Correlations between temperature-dependent rheology and electrostatic interactions in reverse wormlike micelles induced by inorganic salts

Abstract

Previous studies have shown that the plateau modulus G_p of the wormlike micelles formed in water driven by hydrophobic interactions is a constant upon heating, similar to polymer solutions, and G_p of the reverse worms formed in oils driven by hydrogen bonding decreases with increasing temperature. In this work, we investigated the reverse worms induced by three chloride salts that bind lecithin through different strengths of electrostatic interactions, in the order of LaCl₃ > CaCl₂ > LiCl.

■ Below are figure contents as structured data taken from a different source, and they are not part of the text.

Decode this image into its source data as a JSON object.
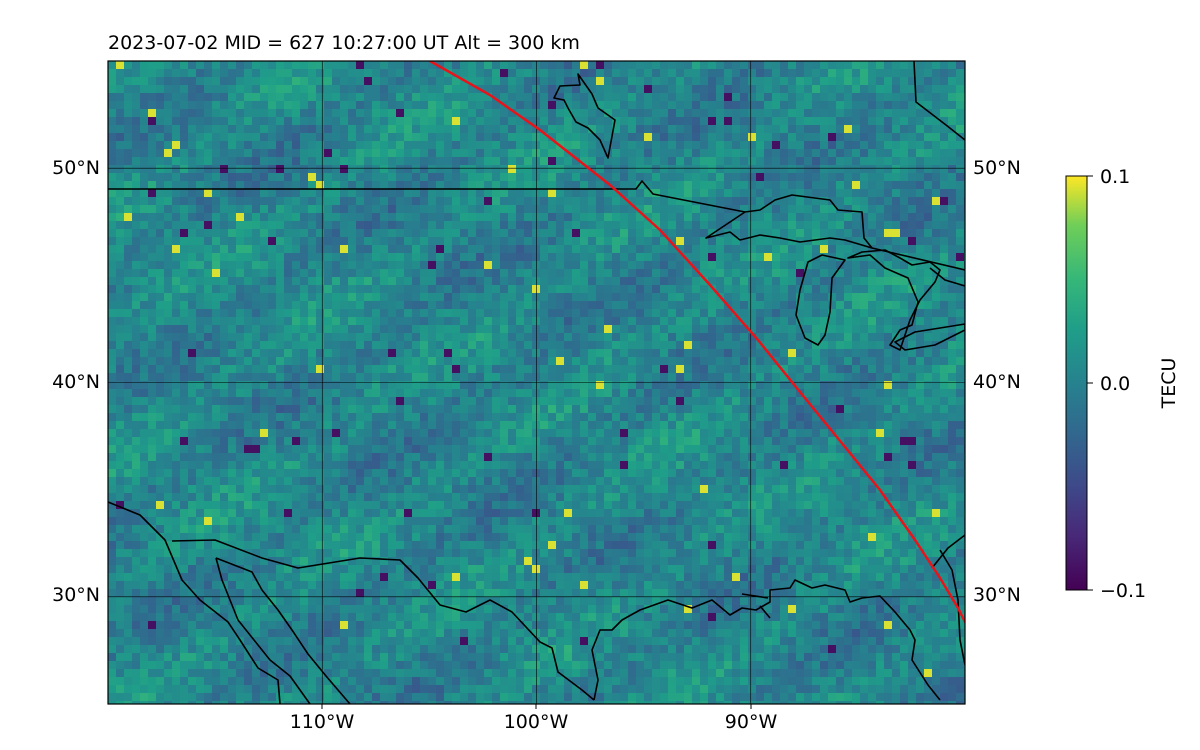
{
  "title": "2023-07-02  MID = 627    10:27:00  UT  Alt = 300 km",
  "map": {
    "lon_range": [
      -120,
      -80
    ],
    "lat_range": [
      25,
      55
    ],
    "lon_ticks": [
      {
        "value": -110,
        "label": "110°W"
      },
      {
        "value": -100,
        "label": "100°W"
      },
      {
        "value": -90,
        "label": "90°W"
      }
    ],
    "lat_ticks": [
      {
        "value": 30,
        "label": "30°N"
      },
      {
        "value": 40,
        "label": "40°N"
      },
      {
        "value": 50,
        "label": "50°N"
      }
    ],
    "grid": true
  },
  "colorbar": {
    "label": "TECU",
    "colormap": "viridis",
    "vmin": -0.1,
    "vmax": 0.1,
    "ticks": [
      {
        "value": 0.1,
        "label": "0.1"
      },
      {
        "value": 0.0,
        "label": "0.0"
      },
      {
        "value": -0.1,
        "label": "−0.1"
      }
    ]
  },
  "colors": {
    "track": "#e8141a",
    "coastline": "#000000",
    "grid": "#000000"
  }
}
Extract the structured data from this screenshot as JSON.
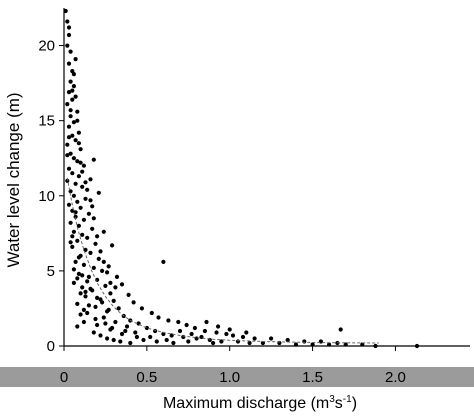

We correlated the interaction strengths with the temperature-dependent rheological properties and found that upon heating, G_p for all the reverse worms driven by electrostatic interactions decays slower than that driven by the weak temperature-sensitive hydrogen bonding. Furthermore, the decay rates of G_p follow an order in the inverse relation to the interaction strength, LaCl₃ ≤ CaCl₂ < LiCl, indicating that the dependence of G_p on temperature can reflect the strength of the driving forces for micellization. We utilized Fourier transform infrared spectroscopy (FTIR) to confirm the weakening of the interaction and the small angle X-ray scattering (SAXS) technique to reveal the decrease in the lengths of the reverse worms as temperature increases, both of which echo the changes in the rheological properties.